The Scarcity of Trust in the Age of AI

The Scarcity of Trust in the Age of AI: Why Human Expertise Anchors the Welfare Footprint

Wladimir J. Alonso

In a recent analysis, Nate B. Jones, a sharp observer of the evolving landscape of artificial intelligence, posed a compelling diagnosis: as AI creates an abundance of content, it simultaneously creates a scarcity of trust.

In Why the Smartest AI Bet Right Now Has Nothing to Do With AI,” Jones does not argue that value lies in producing more information. Instead, he points out that as the cost of generation collapses, the real bottleneck shifts elsewhere: to credibility, accountability, and trustworthy judgment. He describes a future where organizations that function, in effect, as “trust banks”—institutions that can authenticate, certify, and provide a reliable signal amidst the noise—are the ones that endure.

The Currency of Credibility

This framing resonates deeply with our work at the Welfare Footprint Institute. We attempt something inherently demanding: quantifying lived affective experiences (Pain and Pleasure) across species and systems to guide real-world decisions. In this domain, trust is not optional. If our estimates are not credible, they cannot inform policy, advocacy, or reform—and suffering remains unchanged.

Jones’ core insight applies directly here: AI dramatically lowers the cost of producing analyses, narratives, and even data-like outputs. But it does not lower the cost of being right. If anything, it raises the premium on institutions and people willing to say, “This is our estimate, and we stand behind it”, and to bear responsibility for that claim.

Our Strategy: Judgment Over Generation

Connecting this “trust deficit” to our own work clarifies why we operate the way we do. Our strategy is built around accountable human judgment, empirical evidence, rigorous scientific methods, and radical transparency.

In an era where plausible text, figures, and explanations can be hallucinated in seconds, we invest in the slow, difficult work of validation. Every estimate we publish is grounded in evidence, documented assumptions, and expert scrutiny. That is not an inefficiency of our process; it is the core of its value.

The Role of AI: Powerful, but Not in Charge

None of this reflects pessimism about AI. Quite the opposite.
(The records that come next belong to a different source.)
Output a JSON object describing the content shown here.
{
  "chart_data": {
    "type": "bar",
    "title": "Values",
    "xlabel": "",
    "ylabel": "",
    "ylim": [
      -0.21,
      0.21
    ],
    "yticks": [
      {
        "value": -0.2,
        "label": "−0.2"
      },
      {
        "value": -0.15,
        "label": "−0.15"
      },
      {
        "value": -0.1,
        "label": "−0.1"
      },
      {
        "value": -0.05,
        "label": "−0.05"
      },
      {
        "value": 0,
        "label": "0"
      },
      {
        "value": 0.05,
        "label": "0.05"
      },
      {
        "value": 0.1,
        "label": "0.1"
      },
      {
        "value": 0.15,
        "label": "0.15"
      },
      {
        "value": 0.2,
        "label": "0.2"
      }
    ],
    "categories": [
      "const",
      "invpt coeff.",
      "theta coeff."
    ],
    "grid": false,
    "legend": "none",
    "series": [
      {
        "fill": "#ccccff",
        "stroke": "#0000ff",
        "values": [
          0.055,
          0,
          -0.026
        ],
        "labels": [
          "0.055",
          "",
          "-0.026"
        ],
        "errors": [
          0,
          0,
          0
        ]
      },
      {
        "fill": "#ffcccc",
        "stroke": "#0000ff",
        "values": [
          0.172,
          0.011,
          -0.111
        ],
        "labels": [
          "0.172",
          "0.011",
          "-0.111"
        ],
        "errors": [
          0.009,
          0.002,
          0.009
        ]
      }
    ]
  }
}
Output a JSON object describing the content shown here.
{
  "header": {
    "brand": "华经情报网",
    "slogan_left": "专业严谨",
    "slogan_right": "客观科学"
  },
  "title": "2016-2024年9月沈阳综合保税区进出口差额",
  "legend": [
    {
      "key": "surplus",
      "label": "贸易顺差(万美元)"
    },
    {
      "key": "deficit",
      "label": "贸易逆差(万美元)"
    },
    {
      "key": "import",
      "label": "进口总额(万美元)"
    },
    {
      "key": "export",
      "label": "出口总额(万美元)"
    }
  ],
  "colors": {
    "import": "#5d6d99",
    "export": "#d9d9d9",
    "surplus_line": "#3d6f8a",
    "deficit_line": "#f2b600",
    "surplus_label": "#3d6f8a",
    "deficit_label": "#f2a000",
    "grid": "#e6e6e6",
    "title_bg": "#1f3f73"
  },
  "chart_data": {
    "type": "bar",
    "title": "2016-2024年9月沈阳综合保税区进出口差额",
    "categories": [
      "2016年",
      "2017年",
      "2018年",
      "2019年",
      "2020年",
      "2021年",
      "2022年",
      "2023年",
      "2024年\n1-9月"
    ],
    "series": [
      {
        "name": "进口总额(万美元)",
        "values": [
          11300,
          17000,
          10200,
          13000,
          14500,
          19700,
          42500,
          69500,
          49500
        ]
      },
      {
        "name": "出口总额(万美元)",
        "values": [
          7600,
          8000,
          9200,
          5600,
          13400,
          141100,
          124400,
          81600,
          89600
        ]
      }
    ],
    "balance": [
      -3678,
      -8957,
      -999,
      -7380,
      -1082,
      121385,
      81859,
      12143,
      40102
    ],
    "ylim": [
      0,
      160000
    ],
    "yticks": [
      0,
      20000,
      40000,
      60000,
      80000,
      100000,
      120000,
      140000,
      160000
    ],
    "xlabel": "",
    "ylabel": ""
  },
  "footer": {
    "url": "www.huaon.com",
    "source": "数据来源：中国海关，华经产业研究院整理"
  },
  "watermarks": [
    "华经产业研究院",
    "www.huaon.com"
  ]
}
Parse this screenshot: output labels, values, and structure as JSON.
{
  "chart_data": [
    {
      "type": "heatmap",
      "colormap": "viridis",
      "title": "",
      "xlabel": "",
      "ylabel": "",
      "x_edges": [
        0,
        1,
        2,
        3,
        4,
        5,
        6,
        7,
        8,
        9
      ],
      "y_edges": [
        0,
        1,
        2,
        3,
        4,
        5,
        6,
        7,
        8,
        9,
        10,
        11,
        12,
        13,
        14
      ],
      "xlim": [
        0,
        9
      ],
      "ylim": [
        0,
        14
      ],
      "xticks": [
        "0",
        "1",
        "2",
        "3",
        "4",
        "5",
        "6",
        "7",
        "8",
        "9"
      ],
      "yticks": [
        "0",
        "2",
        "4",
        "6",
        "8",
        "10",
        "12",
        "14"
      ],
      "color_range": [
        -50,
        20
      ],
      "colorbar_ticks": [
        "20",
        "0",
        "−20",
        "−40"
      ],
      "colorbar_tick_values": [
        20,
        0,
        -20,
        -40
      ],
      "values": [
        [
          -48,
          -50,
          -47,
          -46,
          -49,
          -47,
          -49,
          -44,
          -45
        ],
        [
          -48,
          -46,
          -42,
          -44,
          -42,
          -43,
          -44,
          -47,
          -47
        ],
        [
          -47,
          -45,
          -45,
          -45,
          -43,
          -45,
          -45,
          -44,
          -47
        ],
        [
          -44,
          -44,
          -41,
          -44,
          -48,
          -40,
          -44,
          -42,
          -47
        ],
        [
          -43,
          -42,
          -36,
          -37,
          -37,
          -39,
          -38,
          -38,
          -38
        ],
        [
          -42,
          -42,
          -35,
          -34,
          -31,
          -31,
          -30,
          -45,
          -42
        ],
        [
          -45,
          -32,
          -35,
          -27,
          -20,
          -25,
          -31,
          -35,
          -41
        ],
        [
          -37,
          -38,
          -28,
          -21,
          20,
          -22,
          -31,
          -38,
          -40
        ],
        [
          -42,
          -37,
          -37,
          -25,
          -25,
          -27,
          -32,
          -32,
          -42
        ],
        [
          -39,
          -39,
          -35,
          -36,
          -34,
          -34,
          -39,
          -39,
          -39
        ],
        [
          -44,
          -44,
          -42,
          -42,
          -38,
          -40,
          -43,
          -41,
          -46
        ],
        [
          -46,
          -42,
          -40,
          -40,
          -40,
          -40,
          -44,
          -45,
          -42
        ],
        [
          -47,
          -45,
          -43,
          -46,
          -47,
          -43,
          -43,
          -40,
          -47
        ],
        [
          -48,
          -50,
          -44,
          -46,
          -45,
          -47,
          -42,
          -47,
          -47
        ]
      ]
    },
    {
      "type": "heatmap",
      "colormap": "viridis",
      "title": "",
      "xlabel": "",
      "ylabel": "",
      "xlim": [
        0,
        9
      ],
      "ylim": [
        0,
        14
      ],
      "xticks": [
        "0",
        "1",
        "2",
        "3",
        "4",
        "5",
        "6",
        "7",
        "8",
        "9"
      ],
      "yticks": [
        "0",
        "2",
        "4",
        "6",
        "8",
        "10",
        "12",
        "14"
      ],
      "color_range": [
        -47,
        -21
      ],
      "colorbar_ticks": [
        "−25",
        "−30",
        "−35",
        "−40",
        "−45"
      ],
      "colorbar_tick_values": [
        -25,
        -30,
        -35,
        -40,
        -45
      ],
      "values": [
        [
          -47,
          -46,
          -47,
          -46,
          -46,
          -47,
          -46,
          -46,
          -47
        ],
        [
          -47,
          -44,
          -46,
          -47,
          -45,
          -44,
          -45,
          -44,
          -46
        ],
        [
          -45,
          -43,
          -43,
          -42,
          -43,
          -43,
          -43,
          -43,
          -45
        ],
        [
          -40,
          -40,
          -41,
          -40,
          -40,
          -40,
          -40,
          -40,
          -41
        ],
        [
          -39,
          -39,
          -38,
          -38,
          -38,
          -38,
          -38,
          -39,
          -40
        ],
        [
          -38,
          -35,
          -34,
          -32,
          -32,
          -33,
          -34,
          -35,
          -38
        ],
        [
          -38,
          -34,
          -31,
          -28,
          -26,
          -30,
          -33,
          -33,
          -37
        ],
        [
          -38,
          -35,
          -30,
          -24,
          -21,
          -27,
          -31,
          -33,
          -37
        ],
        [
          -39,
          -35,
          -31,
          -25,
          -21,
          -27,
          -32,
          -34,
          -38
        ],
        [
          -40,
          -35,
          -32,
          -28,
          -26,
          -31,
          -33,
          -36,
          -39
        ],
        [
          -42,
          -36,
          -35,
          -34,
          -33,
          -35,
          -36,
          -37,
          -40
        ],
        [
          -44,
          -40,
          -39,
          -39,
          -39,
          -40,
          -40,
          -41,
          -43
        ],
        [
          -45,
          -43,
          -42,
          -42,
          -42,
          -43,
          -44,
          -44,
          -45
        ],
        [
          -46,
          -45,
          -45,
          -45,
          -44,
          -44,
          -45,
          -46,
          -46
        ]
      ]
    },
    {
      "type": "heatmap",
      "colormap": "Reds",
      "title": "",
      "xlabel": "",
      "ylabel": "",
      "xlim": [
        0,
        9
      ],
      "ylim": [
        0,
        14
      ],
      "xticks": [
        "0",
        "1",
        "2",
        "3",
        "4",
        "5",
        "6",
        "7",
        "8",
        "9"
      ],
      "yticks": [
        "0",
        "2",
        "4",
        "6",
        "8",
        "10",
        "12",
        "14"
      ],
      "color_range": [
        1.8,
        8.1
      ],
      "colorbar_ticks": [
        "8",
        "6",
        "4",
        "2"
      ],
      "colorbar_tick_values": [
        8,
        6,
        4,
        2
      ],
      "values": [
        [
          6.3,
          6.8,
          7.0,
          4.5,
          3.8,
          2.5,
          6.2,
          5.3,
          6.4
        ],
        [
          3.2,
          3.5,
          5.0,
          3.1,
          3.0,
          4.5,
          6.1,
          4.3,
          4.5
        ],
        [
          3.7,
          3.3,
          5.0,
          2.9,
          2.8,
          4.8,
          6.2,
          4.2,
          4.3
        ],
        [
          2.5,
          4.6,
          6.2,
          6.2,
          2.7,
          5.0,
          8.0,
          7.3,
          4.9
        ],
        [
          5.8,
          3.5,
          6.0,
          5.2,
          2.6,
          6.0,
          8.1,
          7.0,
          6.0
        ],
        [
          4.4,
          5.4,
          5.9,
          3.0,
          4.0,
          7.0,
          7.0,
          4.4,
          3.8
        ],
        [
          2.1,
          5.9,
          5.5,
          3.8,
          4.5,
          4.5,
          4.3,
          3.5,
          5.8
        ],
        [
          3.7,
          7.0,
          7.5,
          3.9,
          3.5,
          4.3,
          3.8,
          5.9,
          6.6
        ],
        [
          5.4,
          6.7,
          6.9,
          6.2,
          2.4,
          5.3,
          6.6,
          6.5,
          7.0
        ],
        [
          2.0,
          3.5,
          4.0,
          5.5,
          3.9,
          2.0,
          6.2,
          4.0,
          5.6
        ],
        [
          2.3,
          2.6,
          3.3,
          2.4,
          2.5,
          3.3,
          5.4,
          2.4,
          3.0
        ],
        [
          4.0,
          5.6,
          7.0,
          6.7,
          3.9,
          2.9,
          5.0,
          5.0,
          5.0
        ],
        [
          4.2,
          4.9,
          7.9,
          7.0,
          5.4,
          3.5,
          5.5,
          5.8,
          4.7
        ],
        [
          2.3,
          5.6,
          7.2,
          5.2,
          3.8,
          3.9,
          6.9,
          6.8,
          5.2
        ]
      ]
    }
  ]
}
We see AI as an extraordinary opportunity to augment human capacities—much like calculators, computers, and the internet did before it. Tools do not bear responsibility. Humans do.

We use AI to assist and to explore: to accelerate literature synthesis, test hypotheses, and prototype analyses. For example, we have developed several AI-assisted tools—including custom GPTs such as Hedonic-Track, Zootechnical Mapper, Interspecific Affect, and the Affect Map—designed to support expert-driven welfare analysis within the Welfare Footprint Framework. These systems help us think faster and broader, but they do not replace judgment.

We do not outsource responsibility to algorithms. At the end of the chain, humans remain the ones accountable for what is claimed, measured, and acted upon. As Jones notes in the video, knowing which option is right—and being willing to stand behind it—remains human terrain. In a world of artificial abundance, the most valuable resource is still authentic, accountable judgment. That is the foundation on which the Welfare Footprint analyses are built.

Finally, this is not incidental: for those who watch the interview in full, the video also contains  sharp insights on career strategy and entrepreneurship—particularly on how to build durable value in a world saturated with AI-generated output.